Top-k-Convolution and the Quest for Near-Linear Output-Sensitive Subset Sum

In the classical Subset Sum problem we are given a set $X$ and a target $t$, and the task is to decide whether there exists a subset of $X$ which sums to $t$. A recent line of research has resulted in $\tilde{O}(t)$-time algorithms, which are (near-)optimal under popular complexity-theoretic assumptions. On the other hand, the standard dynamic programming algorithm runs in time $O(n \cdot |\mathcal{S}(X,t)|)$, where $\mathcal{S}(X,t)$ is the set of all subset sums of $X$ that are smaller than $t$. Furthermore, all known pseudopolynomial algorithms actually solve a stronger task, since they actually compute the whole set $\mathcal{S}(X,t)$. As the aforementioned two running times are incomparable, in this paper we ask whether one can achieve the best of both worlds: running time $\tilde{O}(|\mathcal{S}(X,t)|)$. In particular, we ask whether $\mathcal{S}(X,t)$ can be computed in near-linear time in the output-size. Using a diverse toolkit containing techniques such as color coding, sparse recovery, and sumset estimates, we make considerable progress towards this question and design an algorithm running in time $\tilde{O}(|\mathcal{S}(X,t)|^{4/3})$. Central to our approach is the study of top-$k$-convolution, a natural problem of independent interest: given sparse polynomials with non-negative coefficients, compute the lowest $k$ non-zero monomials of their product. We design an algorithm running in time $\tilde{O}(k^{4/3})$, by a combination of sparse convolution and sumset estimates considered in Additive Combinatorics. Moreover, we provide evidence that going beyond some of the barriers we have faced requires either an algorithmic breakthrough or possibly new techniques from Additive Combinatorics on how to pass from information on restricted sumsets to information on unrestricted sumsets.

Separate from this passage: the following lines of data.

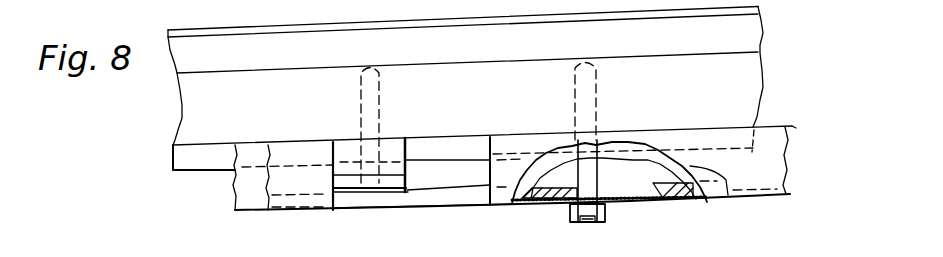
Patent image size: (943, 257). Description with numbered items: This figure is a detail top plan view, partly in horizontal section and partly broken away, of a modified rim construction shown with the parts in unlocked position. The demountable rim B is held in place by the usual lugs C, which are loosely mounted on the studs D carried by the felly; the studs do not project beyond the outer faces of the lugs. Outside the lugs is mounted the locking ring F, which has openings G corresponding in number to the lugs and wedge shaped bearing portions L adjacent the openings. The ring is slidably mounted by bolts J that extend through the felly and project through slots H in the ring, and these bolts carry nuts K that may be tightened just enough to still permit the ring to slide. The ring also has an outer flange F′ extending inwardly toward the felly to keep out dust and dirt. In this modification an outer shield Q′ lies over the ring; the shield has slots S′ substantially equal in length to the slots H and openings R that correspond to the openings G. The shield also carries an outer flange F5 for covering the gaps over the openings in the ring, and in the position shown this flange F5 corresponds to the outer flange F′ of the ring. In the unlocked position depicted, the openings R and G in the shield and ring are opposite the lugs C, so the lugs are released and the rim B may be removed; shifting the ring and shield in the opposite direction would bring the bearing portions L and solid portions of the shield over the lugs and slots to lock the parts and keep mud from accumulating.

The demountable rim B is at (465, 76).
The lugs C is at (393, 148).
The studs D is at (360, 99).
The bolts J is at (575, 105).
The wedge shaped bearing portions L is at (456, 193).
The openings G is at (392, 196).
The openings R is at (403, 208).
The outer shield Q′ is at (473, 205).
The nuts K is at (576, 215).
The slots H is at (633, 189).
The slots S′ is at (648, 201).
The locking ring F is at (669, 197).
The outer flange F′ is at (247, 183).
The outer flange F5 is at (767, 152).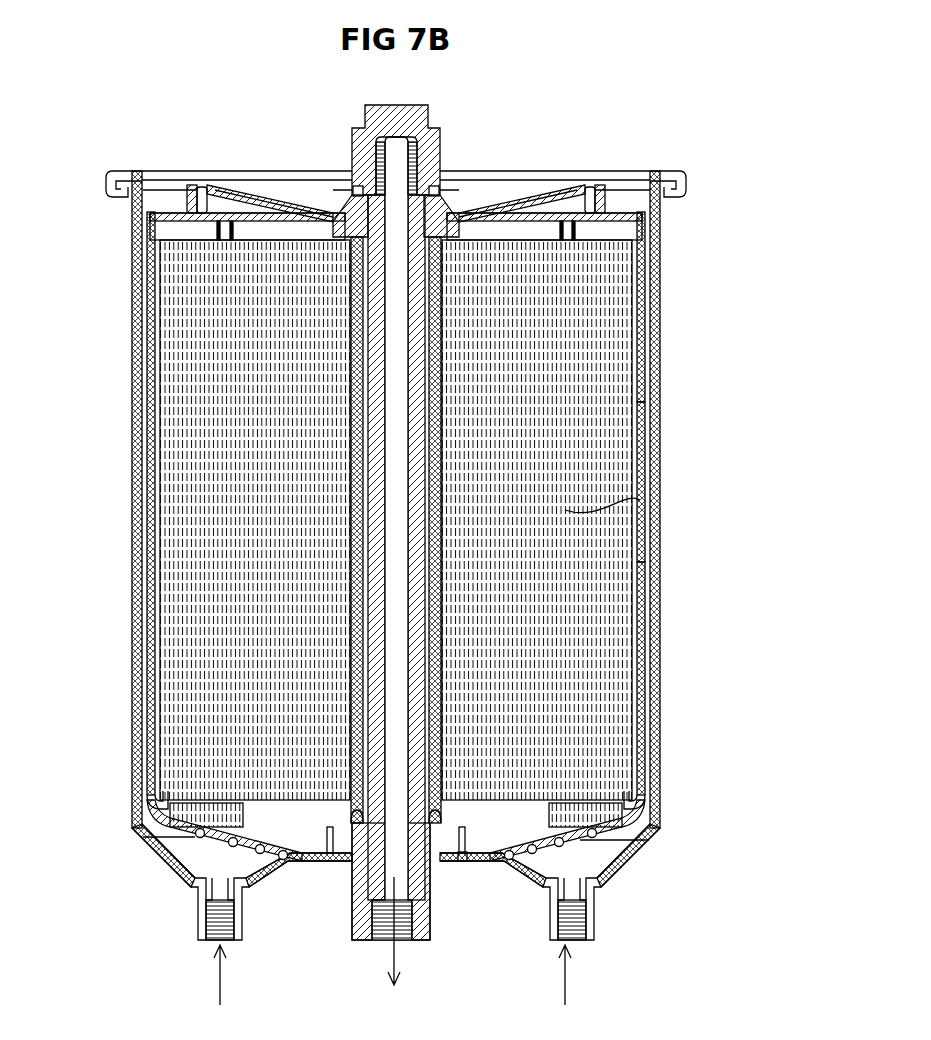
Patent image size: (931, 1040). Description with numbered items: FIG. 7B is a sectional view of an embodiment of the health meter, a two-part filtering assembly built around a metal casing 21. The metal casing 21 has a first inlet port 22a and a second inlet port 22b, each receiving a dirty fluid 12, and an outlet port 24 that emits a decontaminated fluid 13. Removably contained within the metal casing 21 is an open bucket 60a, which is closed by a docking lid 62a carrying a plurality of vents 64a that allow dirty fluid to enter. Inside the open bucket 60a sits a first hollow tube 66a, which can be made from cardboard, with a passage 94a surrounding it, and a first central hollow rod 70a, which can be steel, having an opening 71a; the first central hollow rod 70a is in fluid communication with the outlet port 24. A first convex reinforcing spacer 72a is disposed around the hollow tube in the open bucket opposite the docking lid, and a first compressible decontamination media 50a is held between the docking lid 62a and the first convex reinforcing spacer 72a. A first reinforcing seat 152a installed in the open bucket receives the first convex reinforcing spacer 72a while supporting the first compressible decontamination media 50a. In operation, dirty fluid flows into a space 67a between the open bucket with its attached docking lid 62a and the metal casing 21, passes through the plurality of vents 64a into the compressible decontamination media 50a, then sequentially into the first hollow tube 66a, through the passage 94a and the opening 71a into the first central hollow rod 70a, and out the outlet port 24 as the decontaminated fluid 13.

The dirty fluid 12 is at (215, 986).
The decontaminated fluid 13 is at (388, 942).
The metal casing 21 is at (661, 277).
The first inlet port 22a is at (590, 936).
The second inlet port 22b is at (198, 936).
The outlet port 24 is at (352, 905).
The first compressible decontamination media 50a is at (588, 605).
The open bucket 60a is at (645, 668).
The docking lid 62a is at (590, 184).
The plurality of vents 64a is at (548, 203).
The first hollow tube 66a is at (640, 500).
The space 67a is at (645, 474).
The first central hollow rod 70a is at (375, 614).
The opening 71a is at (565, 318).
The first convex reinforcing spacer 72a is at (160, 827).
The passage 94a is at (472, 815).
The first reinforcing seat 152a is at (645, 770).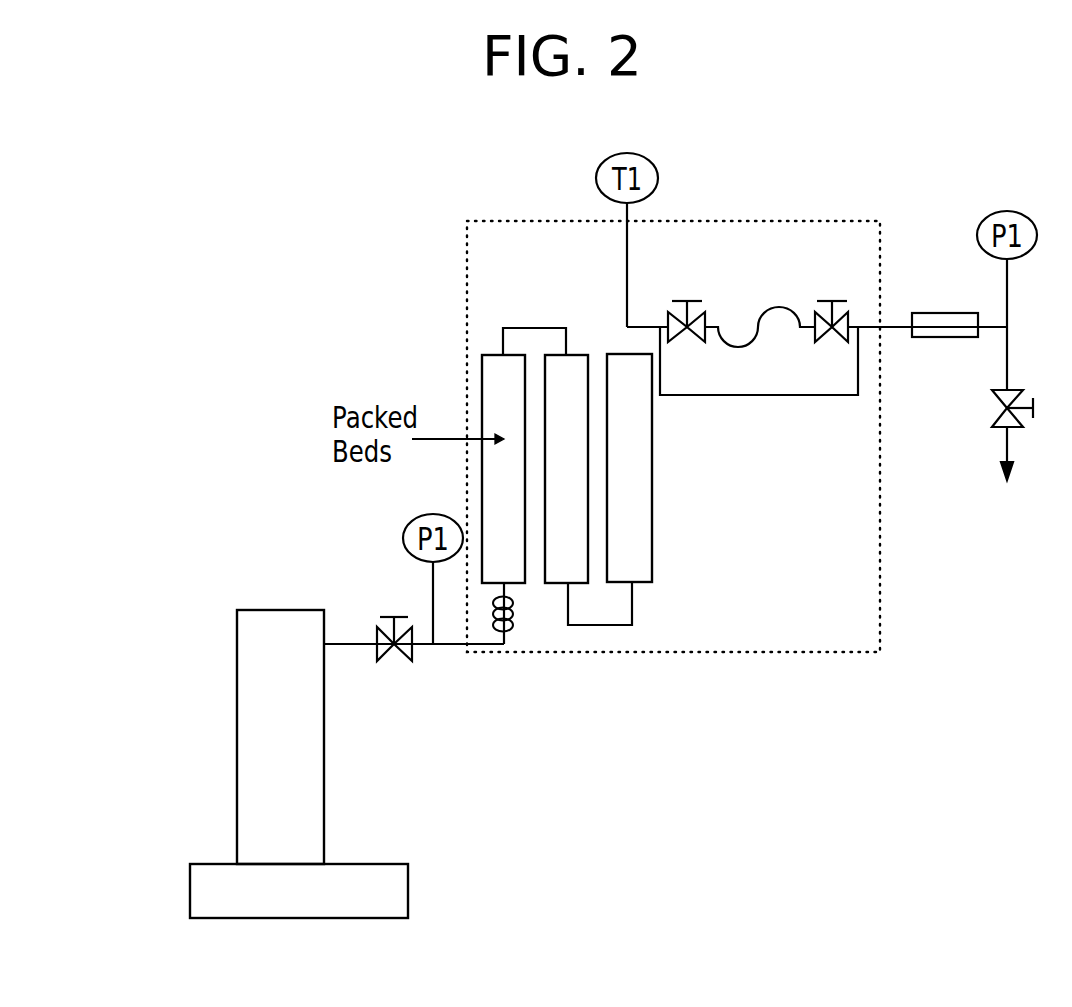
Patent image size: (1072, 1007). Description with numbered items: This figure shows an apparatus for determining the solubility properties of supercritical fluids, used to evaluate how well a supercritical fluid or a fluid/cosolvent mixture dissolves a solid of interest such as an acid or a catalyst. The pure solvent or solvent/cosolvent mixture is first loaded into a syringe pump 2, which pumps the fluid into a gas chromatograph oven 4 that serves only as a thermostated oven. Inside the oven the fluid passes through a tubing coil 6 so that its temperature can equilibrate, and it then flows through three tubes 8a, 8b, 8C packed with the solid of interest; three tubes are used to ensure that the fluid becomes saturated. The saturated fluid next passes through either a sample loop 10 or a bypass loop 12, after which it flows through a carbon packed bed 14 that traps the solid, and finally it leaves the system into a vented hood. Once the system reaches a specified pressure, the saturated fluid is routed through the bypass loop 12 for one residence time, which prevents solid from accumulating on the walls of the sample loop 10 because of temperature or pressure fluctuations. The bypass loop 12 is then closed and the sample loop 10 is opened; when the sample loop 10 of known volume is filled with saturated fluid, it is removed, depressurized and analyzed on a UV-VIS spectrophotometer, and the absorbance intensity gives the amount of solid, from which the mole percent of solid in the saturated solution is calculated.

The syringe pump 2 is at (260, 780).
The gas chromatograph oven 4 is at (740, 650).
The tubing coil 6 is at (514, 600).
The tube packed with solid 8a is at (503, 383).
The tube packed with solid 8b is at (558, 465).
The tube packed with solid 8C is at (645, 578).
The sample loop 10 is at (757, 335).
The bypass loop 12 is at (730, 395).
The carbon packed bed 14 is at (937, 337).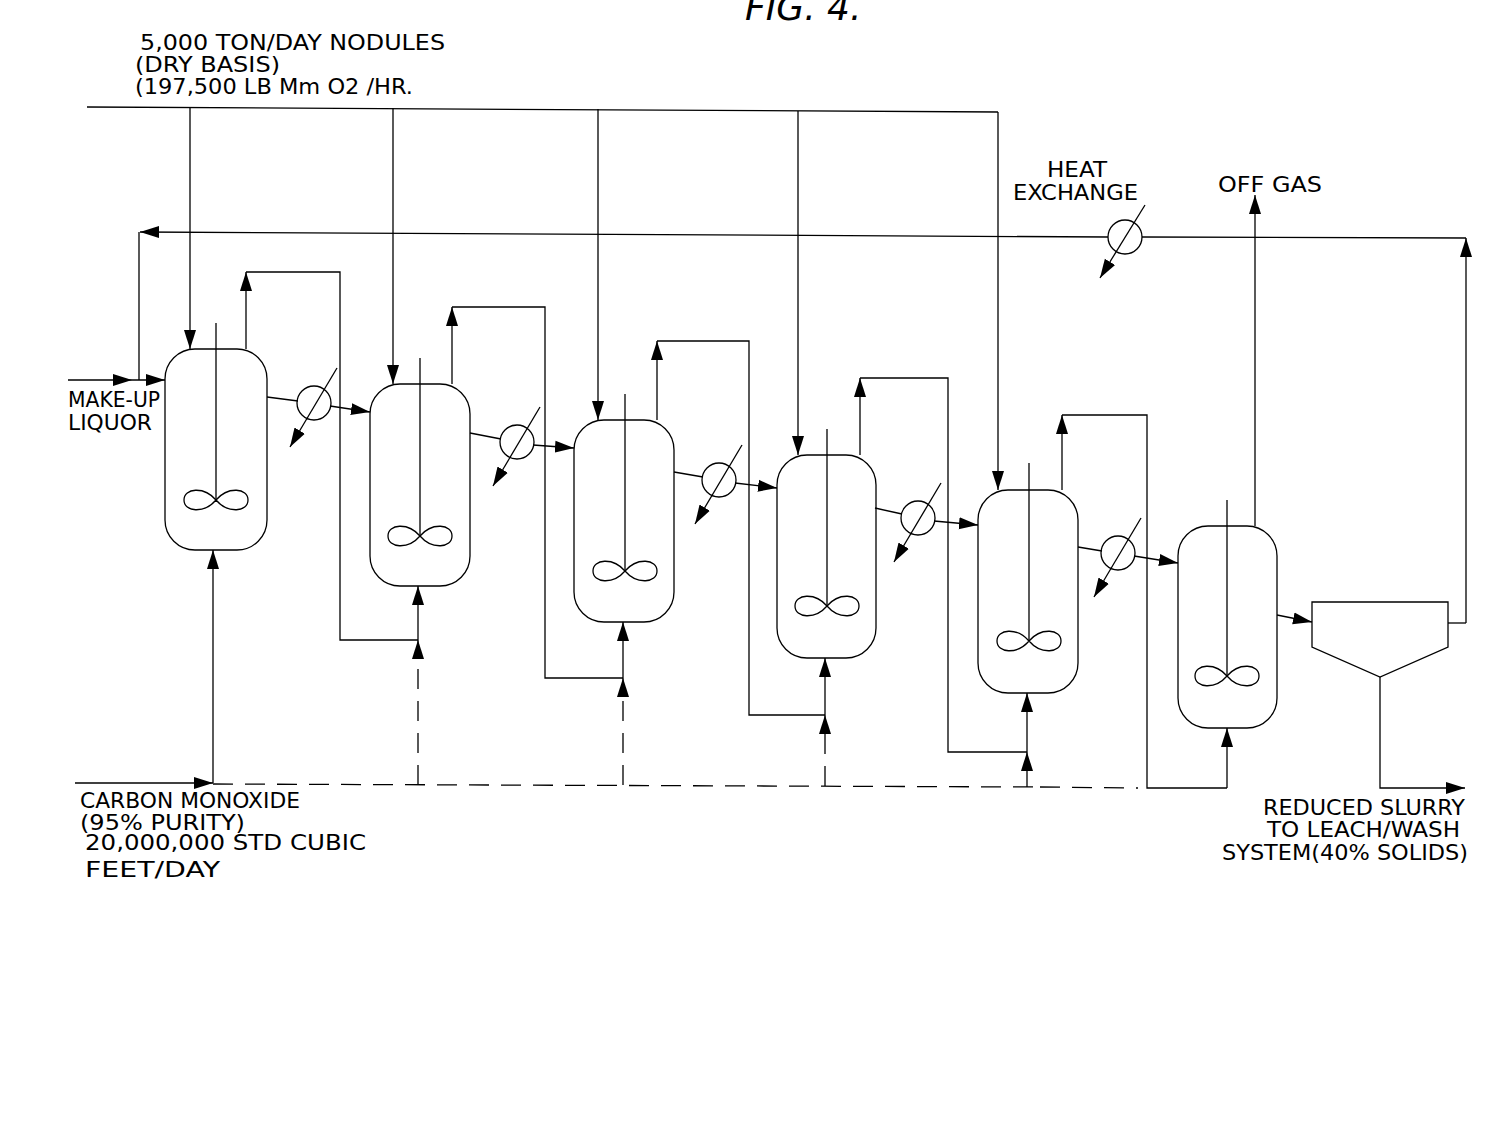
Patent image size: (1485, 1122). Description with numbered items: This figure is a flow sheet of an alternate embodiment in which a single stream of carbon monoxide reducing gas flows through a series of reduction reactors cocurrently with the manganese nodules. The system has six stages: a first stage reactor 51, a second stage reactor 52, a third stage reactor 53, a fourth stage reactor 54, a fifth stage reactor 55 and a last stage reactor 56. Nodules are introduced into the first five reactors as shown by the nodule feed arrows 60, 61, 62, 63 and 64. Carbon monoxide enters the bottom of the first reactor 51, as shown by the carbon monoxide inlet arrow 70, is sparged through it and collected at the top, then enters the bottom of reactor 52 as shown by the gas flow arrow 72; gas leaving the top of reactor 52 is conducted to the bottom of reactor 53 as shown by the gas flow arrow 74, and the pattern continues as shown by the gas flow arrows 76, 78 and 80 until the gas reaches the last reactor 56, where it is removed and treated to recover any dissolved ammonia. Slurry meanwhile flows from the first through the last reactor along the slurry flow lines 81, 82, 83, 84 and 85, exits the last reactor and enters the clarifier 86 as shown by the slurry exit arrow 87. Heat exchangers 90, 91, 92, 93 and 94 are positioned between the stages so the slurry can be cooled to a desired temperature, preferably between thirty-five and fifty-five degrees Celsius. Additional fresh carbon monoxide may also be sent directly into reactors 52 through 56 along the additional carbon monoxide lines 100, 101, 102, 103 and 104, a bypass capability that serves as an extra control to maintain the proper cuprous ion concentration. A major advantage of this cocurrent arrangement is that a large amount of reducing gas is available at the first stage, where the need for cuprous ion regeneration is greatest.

The first stage reactor 51 is at (200, 553).
The second stage reactor 52 is at (408, 588).
The third stage reactor 53 is at (610, 626).
The fourth stage reactor 54 is at (812, 662).
The fifth stage reactor 55 is at (1010, 697).
The last stage reactor 56 is at (1210, 732).
The nodule feed arrow 60 is at (192, 178).
The nodule feed arrow 61 is at (395, 181).
The nodule feed arrow 62 is at (600, 187).
The nodule feed arrow 63 is at (800, 187).
The nodule feed arrow 64 is at (1000, 143).
The carbon monoxide inlet arrow 70 is at (214, 705).
The gas flow arrow 72 is at (420, 630).
The gas flow arrow 74 is at (625, 665).
The gas flow arrow 76 is at (827, 696).
The gas flow arrow 78 is at (1030, 734).
The gas flow arrow 80 is at (1230, 768).
The slurry flow line 81 is at (278, 395).
The slurry flow line 82 is at (484, 435).
The slurry flow line 83 is at (688, 474).
The slurry flow line 84 is at (884, 506).
The slurry flow line 85 is at (1084, 545).
The clarifier 86 is at (1372, 602).
The slurry exit arrow 87 is at (1287, 613).
The heat exchanger 90 is at (323, 420).
The heat exchanger 91 is at (527, 458).
The heat exchanger 92 is at (731, 497).
The heat exchanger 93 is at (933, 535).
The heat exchanger 94 is at (1133, 570).
The additional carbon monoxide line 100 is at (420, 732).
The additional carbon monoxide line 101 is at (625, 745).
The additional carbon monoxide line 102 is at (827, 762).
The additional carbon monoxide line 103 is at (1032, 781).
The additional carbon monoxide line 104 is at (1126, 785).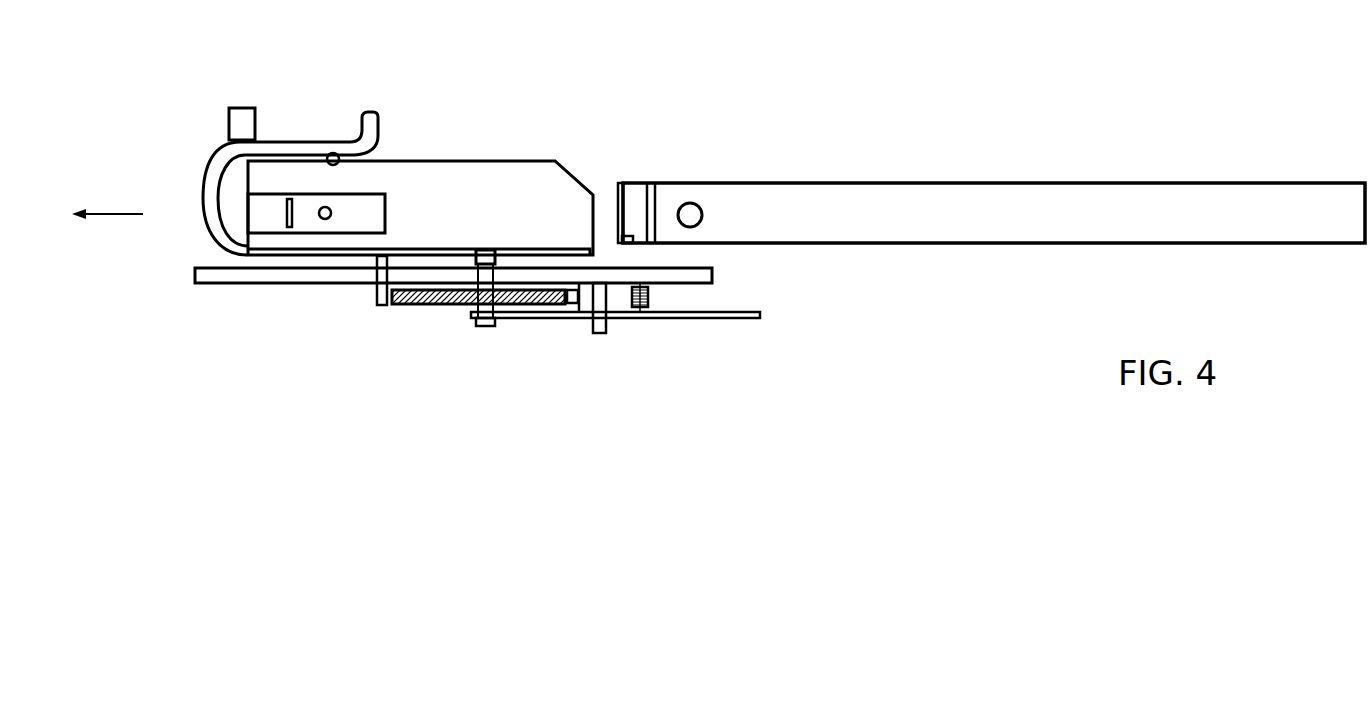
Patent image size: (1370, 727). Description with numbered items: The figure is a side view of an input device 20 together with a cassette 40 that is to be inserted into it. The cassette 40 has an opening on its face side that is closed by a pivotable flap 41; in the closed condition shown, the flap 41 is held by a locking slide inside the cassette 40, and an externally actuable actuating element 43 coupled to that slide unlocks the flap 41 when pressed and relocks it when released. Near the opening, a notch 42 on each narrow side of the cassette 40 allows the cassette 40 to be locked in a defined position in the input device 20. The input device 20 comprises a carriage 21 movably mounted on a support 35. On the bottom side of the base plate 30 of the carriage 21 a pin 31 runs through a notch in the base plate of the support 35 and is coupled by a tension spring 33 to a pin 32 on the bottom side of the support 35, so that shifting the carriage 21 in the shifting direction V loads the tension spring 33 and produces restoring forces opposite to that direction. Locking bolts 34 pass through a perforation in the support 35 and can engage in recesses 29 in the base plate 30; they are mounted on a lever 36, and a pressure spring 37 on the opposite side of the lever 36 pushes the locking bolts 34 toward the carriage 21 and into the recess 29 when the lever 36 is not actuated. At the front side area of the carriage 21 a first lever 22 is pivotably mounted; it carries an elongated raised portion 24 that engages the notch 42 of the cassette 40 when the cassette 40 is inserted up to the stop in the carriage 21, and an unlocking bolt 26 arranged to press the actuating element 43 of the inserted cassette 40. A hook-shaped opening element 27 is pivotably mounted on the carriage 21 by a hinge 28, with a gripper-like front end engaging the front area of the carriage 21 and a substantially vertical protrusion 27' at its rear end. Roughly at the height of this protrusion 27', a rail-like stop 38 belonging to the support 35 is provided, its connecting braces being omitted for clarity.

The input device 20 is at (120, 156).
The carriage 21 is at (455, 167).
The first lever 22 is at (385, 213).
The elongated raised portion 24 is at (292, 210).
The unlocking bolt 26 is at (336, 209).
The hook-shaped opening element 27 is at (259, 190).
The vertically running protrusion 27' is at (355, 105).
The hinge 28 is at (330, 152).
The recess 29 is at (484, 248).
The base plate 30 is at (300, 250).
The pin 31 is at (375, 303).
The pin 32 is at (573, 303).
The tension spring 33 is at (413, 304).
The locking bolt 34 is at (483, 325).
The support 35 is at (195, 272).
The lever 36 is at (667, 318).
The pressure spring 37 is at (650, 297).
The rail-like stop 38 is at (242, 113).
The cassette 40 is at (1178, 198).
The pivotable flap 41 is at (617, 187).
The notch 42 is at (652, 185).
The actuating element 43 is at (691, 217).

翻译：在经典子集和问题中，给定一个集合$X$与目标值$t$，任务是判断是否存在$X的某个子集其元素之和等于t$。近期一系列研究得到了$\tilde{O}(t)$时间复杂度的算法，该复杂度在主流计算复杂性假设下是（近乎）最优的。另一方面，标准动态规划算法的时间复杂度为$O(n \cdot |\mathcal{S}(X,t)|)$，其中$\mathcal{S}(X,t)$表示$X$中所有小于$t$的子集和集合。值得注意的是，所有已知的伪多项式算法实际上解决了更强的任务——它们完整计算了整个集合$\mathcal{S}(X,t)$。由于上述两类运行时间互不可比，本文提出疑问：是否可以同时实现两者的优势，即达到$\tilde{O}(|\mathcal{S}(X,t)|)$的运行时间？具体而言，我们探究能否以输出规模的近线性时间完成$\mathcal{S}(X,t)$的计算。通过融合色彩编码、稀疏恢复与和集估计等多元技术工具，我们在此问题上取得重要进展，设计出时间复杂度为$\tilde{O}(|\mathcal{S}(X,t)|^{4/3})$的算法。本文方法的核心在于研究top-$k$-卷积问题——这是一个具有独立研究价值的自然问题：给定稀疏非负系数多项式，计算其乘积中非零系数最小的k个单项式。我们通过结合稀疏卷积与加性组合数学中的和集估计技术，提出了运行时间为$\tilde{O}(k^{4/3})$的算法。此外，我们论证了要突破当前面临的技术瓶颈，或需算法层面的重大突破，或需加性组合学开发出从受限和集信息到非受限和集信息转化的全新方法。